= Mental health in Tajikistan =

Tajikistan's 1998 Mental Health Act encompasses the treatment of mental health problems in the country

Mental health in Tajikistan encompasses the prevalence, treatment, as well as social and economic effects of mental illness in Tajikistan.

== Epidemiology ==

=== Registration of mental health conditions ===
In 2005, the Tajik Ministry of Health reported that 41,177 individuals were registered for a mental health condition by the psychiatric services.
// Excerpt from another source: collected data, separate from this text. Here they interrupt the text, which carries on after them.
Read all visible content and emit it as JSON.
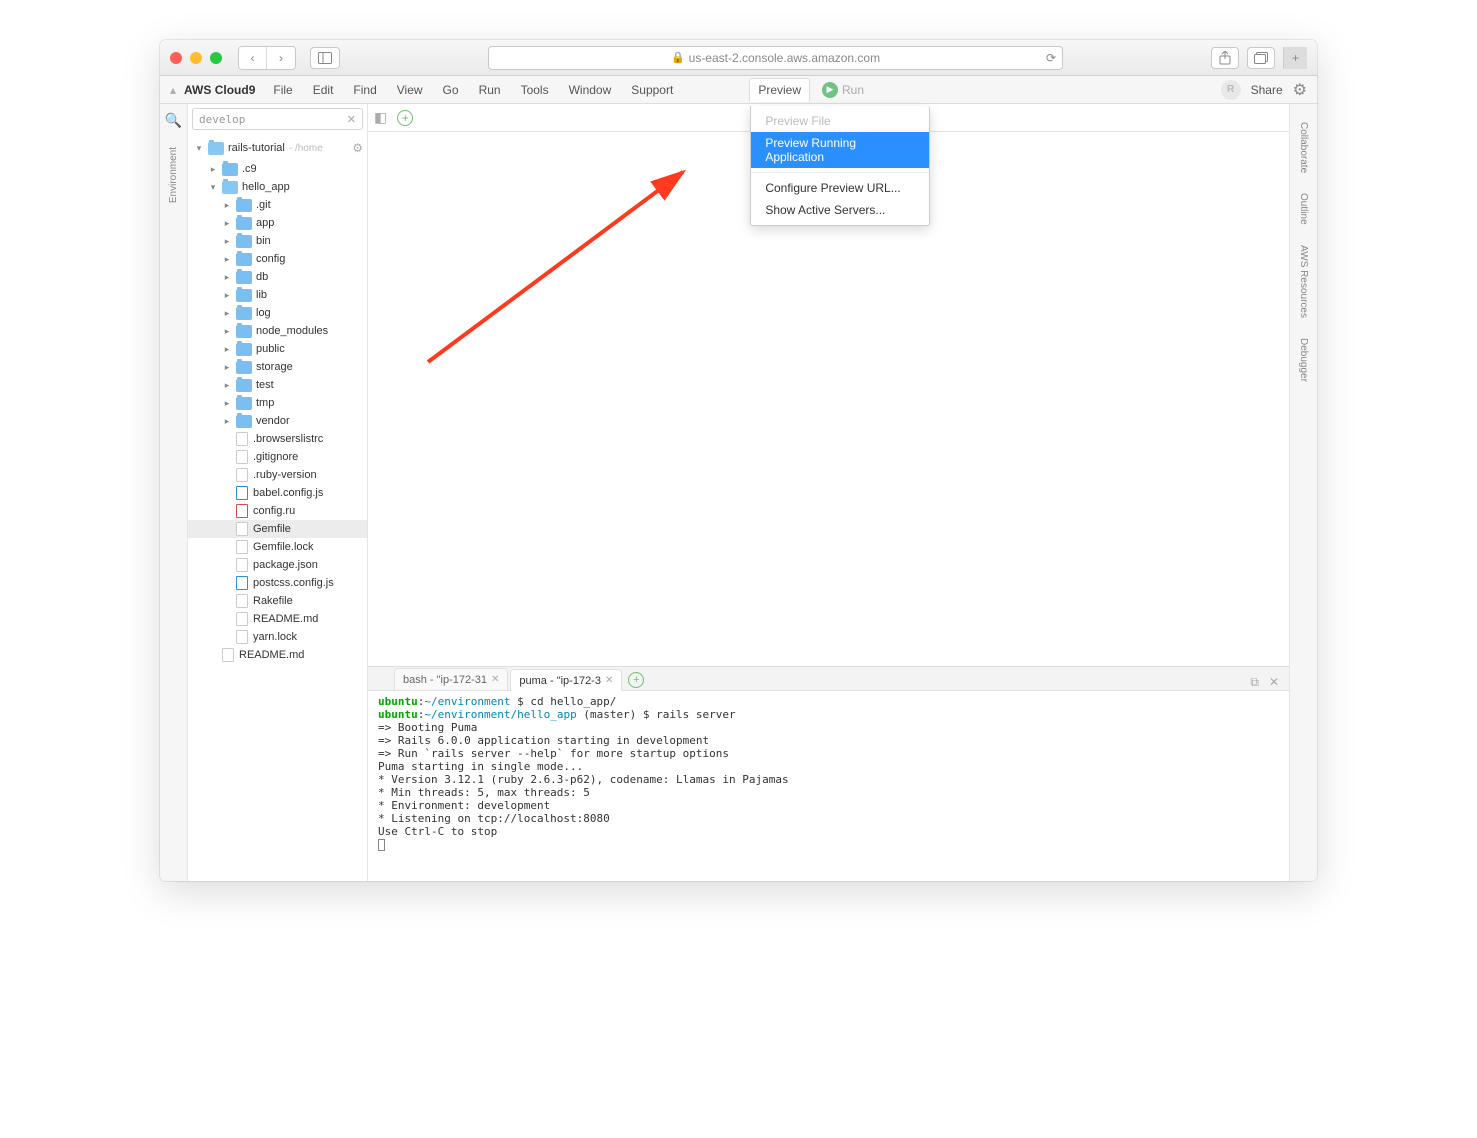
{
  "browser": {
    "url": "us-east-2.console.aws.amazon.com"
  },
  "menubar": {
    "brand": "AWS Cloud9",
    "items": [
      "File",
      "Edit",
      "Find",
      "View",
      "Go",
      "Run",
      "Tools",
      "Window",
      "Support"
    ],
    "preview": "Preview",
    "run": "Run",
    "share": "Share",
    "avatar_initial": "R"
  },
  "dropdown": {
    "preview_file": "Preview File",
    "preview_running": "Preview Running Application",
    "configure": "Configure Preview URL...",
    "show_servers": "Show Active Servers..."
  },
  "sidebar": {
    "search_value": "develop",
    "root_name": "rails-tutorial",
    "root_meta": "- /home",
    "tree": [
      {
        "type": "folder",
        "name": ".c9",
        "depth": 2,
        "open": false
      },
      {
        "type": "folder",
        "name": "hello_app",
        "depth": 2,
        "open": true
      },
      {
        "type": "folder",
        "name": ".git",
        "depth": 3,
        "open": false
      },
      {
        "type": "folder",
        "name": "app",
        "depth": 3,
        "open": false
      },
      {
        "type": "folder",
        "name": "bin",
        "depth": 3,
        "open": false
      },
      {
        "type": "folder",
        "name": "config",
        "depth": 3,
        "open": false
      },
      {
        "type": "folder",
        "name": "db",
        "depth": 3,
        "open": false
      },
      {
        "type": "folder",
        "name": "lib",
        "depth": 3,
        "open": false
      },
      {
        "type": "folder",
        "name": "log",
        "depth": 3,
        "open": false
      },
      {
        "type": "folder",
        "name": "node_modules",
        "depth": 3,
        "open": false
      },
      {
        "type": "folder",
        "name": "public",
        "depth": 3,
        "open": false
      },
      {
        "type": "folder",
        "name": "storage",
        "depth": 3,
        "open": false
      },
      {
        "type": "folder",
        "name": "test",
        "depth": 3,
        "open": false
      },
      {
        "type": "folder",
        "name": "tmp",
        "depth": 3,
        "open": false
      },
      {
        "type": "folder",
        "name": "vendor",
        "depth": 3,
        "open": false
      },
      {
        "type": "file",
        "name": ".browserslistrc",
        "depth": 3,
        "kind": "plain"
      },
      {
        "type": "file",
        "name": ".gitignore",
        "depth": 3,
        "kind": "plain"
      },
      {
        "type": "file",
        "name": ".ruby-version",
        "depth": 3,
        "kind": "plain"
      },
      {
        "type": "file",
        "name": "babel.config.js",
        "depth": 3,
        "kind": "js"
      },
      {
        "type": "file",
        "name": "config.ru",
        "depth": 3,
        "kind": "ruby"
      },
      {
        "type": "file",
        "name": "Gemfile",
        "depth": 3,
        "kind": "plain",
        "selected": true
      },
      {
        "type": "file",
        "name": "Gemfile.lock",
        "depth": 3,
        "kind": "plain"
      },
      {
        "type": "file",
        "name": "package.json",
        "depth": 3,
        "kind": "plain"
      },
      {
        "type": "file",
        "name": "postcss.config.js",
        "depth": 3,
        "kind": "js"
      },
      {
        "type": "file",
        "name": "Rakefile",
        "depth": 3,
        "kind": "plain"
      },
      {
        "type": "file",
        "name": "README.md",
        "depth": 3,
        "kind": "plain"
      },
      {
        "type": "file",
        "name": "yarn.lock",
        "depth": 3,
        "kind": "plain"
      },
      {
        "type": "file",
        "name": "README.md",
        "depth": 2,
        "kind": "plain"
      }
    ]
  },
  "left_tabs": [
    "Environment"
  ],
  "right_tabs": [
    "Collaborate",
    "Outline",
    "AWS Resources",
    "Debugger"
  ],
  "terminal": {
    "tabs": [
      {
        "label": "bash - \"ip-172-31",
        "active": false
      },
      {
        "label": "puma - \"ip-172-3",
        "active": true
      }
    ],
    "lines": [
      {
        "segs": [
          {
            "c": "u",
            "t": "ubuntu"
          },
          {
            "t": ":"
          },
          {
            "c": "p",
            "t": "~/environment"
          },
          {
            "t": " $ cd hello_app/"
          }
        ]
      },
      {
        "segs": [
          {
            "c": "u",
            "t": "ubuntu"
          },
          {
            "t": ":"
          },
          {
            "c": "p",
            "t": "~/environment/hello_app"
          },
          {
            "t": " (master) $ rails server"
          }
        ]
      },
      {
        "segs": [
          {
            "t": "=> Booting Puma"
          }
        ]
      },
      {
        "segs": [
          {
            "t": "=> Rails 6.0.0 application starting in development"
          }
        ]
      },
      {
        "segs": [
          {
            "t": "=> Run `rails server --help` for more startup options"
          }
        ]
      },
      {
        "segs": [
          {
            "t": "Puma starting in single mode..."
          }
        ]
      },
      {
        "segs": [
          {
            "t": "* Version 3.12.1 (ruby 2.6.3-p62), codename: Llamas in Pajamas"
          }
        ]
      },
      {
        "segs": [
          {
            "t": "* Min threads: 5, max threads: 5"
          }
        ]
      },
      {
        "segs": [
          {
            "t": "* Environment: development"
          }
        ]
      },
      {
        "segs": [
          {
            "t": "* Listening on tcp://localhost:8080"
          }
        ]
      },
      {
        "segs": [
          {
            "t": "Use Ctrl-C to stop"
          }
        ]
      }
    ]
  }
}
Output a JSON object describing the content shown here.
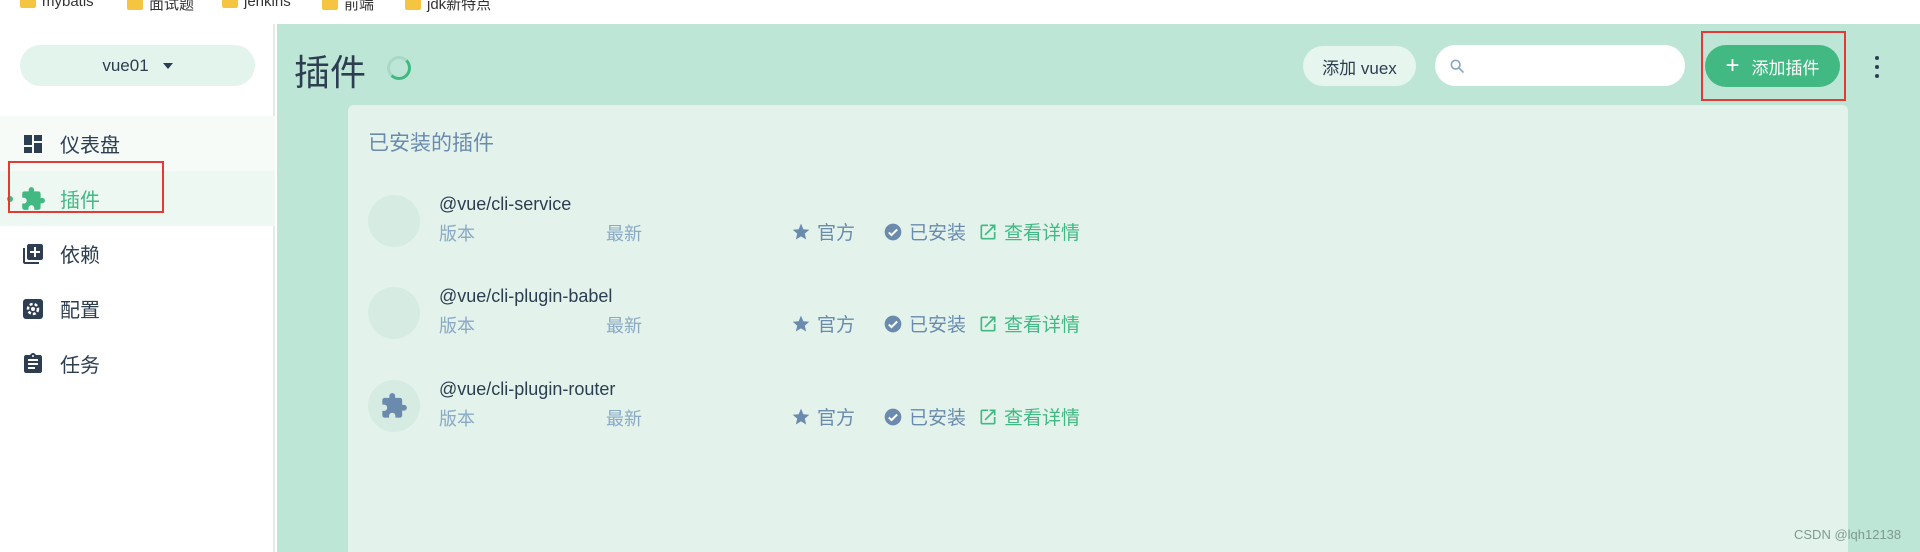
{
  "bookmarks": [
    {
      "label": "mybatis"
    },
    {
      "label": "面试题"
    },
    {
      "label": "jenkins"
    },
    {
      "label": "前端"
    },
    {
      "label": "jdk新特点"
    }
  ],
  "sidebar": {
    "project": "vue01",
    "items": [
      {
        "label": "仪表盘",
        "icon": "dashboard-icon"
      },
      {
        "label": "插件",
        "icon": "puzzle-icon",
        "active": true
      },
      {
        "label": "依赖",
        "icon": "library-books-icon"
      },
      {
        "label": "配置",
        "icon": "settings-icon"
      },
      {
        "label": "任务",
        "icon": "clipboard-icon"
      }
    ]
  },
  "header": {
    "title": "插件",
    "vuex_button": "添加 vuex",
    "search_value": "",
    "add_button": "添加插件"
  },
  "panel": {
    "title": "已安装的插件",
    "plugins": [
      {
        "name": "@vue/cli-service",
        "version_label": "版本",
        "latest_label": "最新",
        "official": "官方",
        "installed": "已安装",
        "details": "查看详情",
        "icon": "blank-avatar"
      },
      {
        "name": "@vue/cli-plugin-babel",
        "version_label": "版本",
        "latest_label": "最新",
        "official": "官方",
        "installed": "已安装",
        "details": "查看详情",
        "icon": "blank-avatar"
      },
      {
        "name": "@vue/cli-plugin-router",
        "version_label": "版本",
        "latest_label": "最新",
        "official": "官方",
        "installed": "已安装",
        "details": "查看详情",
        "icon": "puzzle-icon"
      }
    ]
  },
  "watermark": "CSDN @lqh12138",
  "colors": {
    "accent": "#42b983",
    "main_bg": "#bde6d6",
    "highlight": "#e53935"
  }
}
Almost 50% of these individuals had an intellectual disability, while those with schizophrenia, schizotypal, and delusional disorders accounted for approximately 25% of these registrations.

=== Suicide ===
In 2019, the suicide mortality rate was 2.61 deaths by suicide per 100,000 people.

== Legislation ==
In 1998, the Mental Health Act replaced the Lunacy Act of 1996. The 1998 Mental Health Act introduced a framework for providing individuals with mental health problems with assistance, such as the provision of psychiatric medication free of charge to those with serious mental illnesses.

== Treatment ==
In 2020, there were 13 mental health treatment facilities. Furthermore, there were a total of 454 mental health professionals in the country, consisting of 187 psychiatrists, 261 mental health nurses, and 6 psychologists.

== Youth mental health ==
Among Tajikistanis aged between 12-24 in 2009-2010, the suicide rate per 100,000 was 11.7 for females and 10.6 for males. This higher prevalence of suicide among females is an anomaly in relation to the global trends on suicide patterns.